Name: Tommaso Furlanello
Twitter handle: @cyndesama
Discord handle: iriden#1609

3 Likes

Interesting. Is open assistant already at the stage where you can do chat bot like functionalities or do you just plan to generate the dataset while waiting for that?

Hi thanks for the interest! First of all disclaimer that I am just an enthusiast contributor to OpenAssistant and not an organizer, therefore, I can’t really speak for the whole project.

The path from pre-trained language model to chat-bot is roughly —> fine-tune on large collection of Q/A and User/Assistant data → Use the fine-tuned model to propose multiple answers and let a human evaluate them, use this evaluation to train a critic in the rl sense and use this to create a reward signal to further fine-tune the network with policy gradient. Reagarding OpenAssisting, we are currently merging multiple Q/A and User/Assistant datasets as well as preparing an interface to collect human data, in parallel we are producing multiple synthetic data-sources like OpenBugger and other projects that extract Q/A from YoutubePodcasts or wikiHow and many other.
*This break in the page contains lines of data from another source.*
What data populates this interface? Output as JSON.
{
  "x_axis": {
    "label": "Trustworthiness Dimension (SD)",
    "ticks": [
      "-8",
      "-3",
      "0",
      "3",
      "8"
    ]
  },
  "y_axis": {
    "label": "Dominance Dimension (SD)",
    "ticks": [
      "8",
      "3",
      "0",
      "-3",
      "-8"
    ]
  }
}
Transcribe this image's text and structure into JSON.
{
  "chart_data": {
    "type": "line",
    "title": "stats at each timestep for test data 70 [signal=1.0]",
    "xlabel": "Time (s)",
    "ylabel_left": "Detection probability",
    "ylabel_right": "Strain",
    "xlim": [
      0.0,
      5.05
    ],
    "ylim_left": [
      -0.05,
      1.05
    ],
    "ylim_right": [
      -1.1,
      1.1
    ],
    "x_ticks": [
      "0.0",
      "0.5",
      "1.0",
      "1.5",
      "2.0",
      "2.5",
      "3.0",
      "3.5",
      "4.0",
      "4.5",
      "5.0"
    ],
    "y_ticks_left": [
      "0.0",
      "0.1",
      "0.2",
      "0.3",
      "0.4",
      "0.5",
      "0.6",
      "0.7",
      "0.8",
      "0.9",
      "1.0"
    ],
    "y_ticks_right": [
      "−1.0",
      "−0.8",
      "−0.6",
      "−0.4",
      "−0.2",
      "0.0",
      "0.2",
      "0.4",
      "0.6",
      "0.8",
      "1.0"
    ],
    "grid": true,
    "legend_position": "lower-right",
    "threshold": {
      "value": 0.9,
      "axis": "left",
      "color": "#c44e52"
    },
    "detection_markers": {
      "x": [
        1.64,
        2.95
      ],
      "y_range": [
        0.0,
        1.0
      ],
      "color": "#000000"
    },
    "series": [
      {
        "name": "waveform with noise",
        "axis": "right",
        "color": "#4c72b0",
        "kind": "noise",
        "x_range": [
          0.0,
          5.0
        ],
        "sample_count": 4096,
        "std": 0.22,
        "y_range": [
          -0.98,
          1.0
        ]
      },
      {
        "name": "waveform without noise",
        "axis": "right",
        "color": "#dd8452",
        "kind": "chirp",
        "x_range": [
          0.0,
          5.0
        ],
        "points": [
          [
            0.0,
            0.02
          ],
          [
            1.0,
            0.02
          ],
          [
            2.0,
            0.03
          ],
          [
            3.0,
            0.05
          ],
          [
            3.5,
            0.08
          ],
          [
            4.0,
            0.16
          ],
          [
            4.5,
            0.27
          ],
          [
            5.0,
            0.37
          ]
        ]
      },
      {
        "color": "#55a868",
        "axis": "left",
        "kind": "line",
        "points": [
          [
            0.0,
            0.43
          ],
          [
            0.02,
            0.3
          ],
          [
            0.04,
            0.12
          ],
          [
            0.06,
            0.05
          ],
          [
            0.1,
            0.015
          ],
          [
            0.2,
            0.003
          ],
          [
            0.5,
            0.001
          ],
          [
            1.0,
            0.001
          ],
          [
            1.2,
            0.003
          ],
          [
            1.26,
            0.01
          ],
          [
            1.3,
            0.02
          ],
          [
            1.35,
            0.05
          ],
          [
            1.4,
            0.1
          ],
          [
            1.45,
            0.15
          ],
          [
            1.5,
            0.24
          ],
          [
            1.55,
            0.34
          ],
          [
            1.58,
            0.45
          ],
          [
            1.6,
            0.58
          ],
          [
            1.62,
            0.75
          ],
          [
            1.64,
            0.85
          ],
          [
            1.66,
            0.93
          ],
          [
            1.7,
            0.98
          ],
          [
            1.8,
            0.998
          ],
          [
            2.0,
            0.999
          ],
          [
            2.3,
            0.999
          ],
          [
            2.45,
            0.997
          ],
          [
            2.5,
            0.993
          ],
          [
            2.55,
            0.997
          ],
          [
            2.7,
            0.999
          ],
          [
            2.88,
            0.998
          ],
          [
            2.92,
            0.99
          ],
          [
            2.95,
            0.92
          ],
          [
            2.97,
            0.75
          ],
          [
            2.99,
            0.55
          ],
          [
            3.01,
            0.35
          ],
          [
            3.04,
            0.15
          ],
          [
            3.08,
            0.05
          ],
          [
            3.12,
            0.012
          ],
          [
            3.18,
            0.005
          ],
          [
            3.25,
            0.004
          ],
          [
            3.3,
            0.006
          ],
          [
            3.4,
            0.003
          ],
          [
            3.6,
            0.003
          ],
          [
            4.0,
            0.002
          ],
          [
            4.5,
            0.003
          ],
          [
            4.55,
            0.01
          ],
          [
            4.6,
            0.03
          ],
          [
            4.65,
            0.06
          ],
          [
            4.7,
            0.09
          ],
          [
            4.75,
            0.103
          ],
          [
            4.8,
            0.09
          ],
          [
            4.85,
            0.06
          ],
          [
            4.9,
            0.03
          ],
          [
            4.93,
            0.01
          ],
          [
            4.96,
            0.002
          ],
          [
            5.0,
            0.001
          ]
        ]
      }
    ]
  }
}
Other groups are setting up the pipelines and infrastructure for training each of the steps.

The plan for OpenBugger is to work as a data-augmentation tool to enrich whatherver code-data we can get with negative bugged examples to align the bot towards being really good at spotting and correcting bugs.

1 Like

Have you seen this project, it seems very similar, or maybe to assist you with making bad scripts.

1 Like

Whao, unfortunately they stopped maintaining after python2, but it could almost become adversarial training for code generators: while the model tries to write code to run, pyringe could attempt minimal changes to it to try and break it.

My approach for OpenBugger is currently much more simple, and easy to maintain, it simply uses regular expressions and the inspect module, furthermore, I suggest not to run the bugged code outside of dockers or other containers because some scripts create memory leaks or infinite loops.

1 Like

Title: “Revolutionizing Code Debugging and Refactoring with OpenBugger: An Open-Source Python Library for Self-Supervised Training of AI Debuggers”

Audience Level: Developers interested in cutting-edge AI-assisted programming and self-supervised machine learning, as well as Python experts who want to automate large-scale code debugging and refactoring.

Brief Description: OpenBugger is an open-source library that uses the power of LibCST to automatically generate bugs in Python code, providing a valuable tool for training AI models for code generation without direct human supervision.

Abstract/Summary:

The OpenAssistant project is an ambitious effort to develop a Large Language Model assistant with comparable capabilities to Chat-GPT, with a strong focus on programming and accessing external resources. One of the main challenges of this project is the scarcity of publicly available datasets for code debugging and refactoring. OpenBugger addresses this issue by providing a framework for the automatic generation of bugged Python code, which can be used to train AI models in a self-supervised manner.

OpenBugger uses the power of LibCST to perform reproducible edit-operations on entire codebases. The library generates code with a set of invertible edit operators, called Mutators, that can be chained together to create complex bug patterns. Example mutators range from simple syntax bugs that completely halt code execution, to more subtle changes in logic that introduce infinite loops and memory overflows. The library also provides tools to automatically debug the generated code by storing a trace of the edit operations performed, such that step-by-step debugging instructions can always be recovered.

By the end of this talk, attendees will have a clear understanding of the necessary data sources to train powerful Python code generators, as well as how to create them with OpenBugger.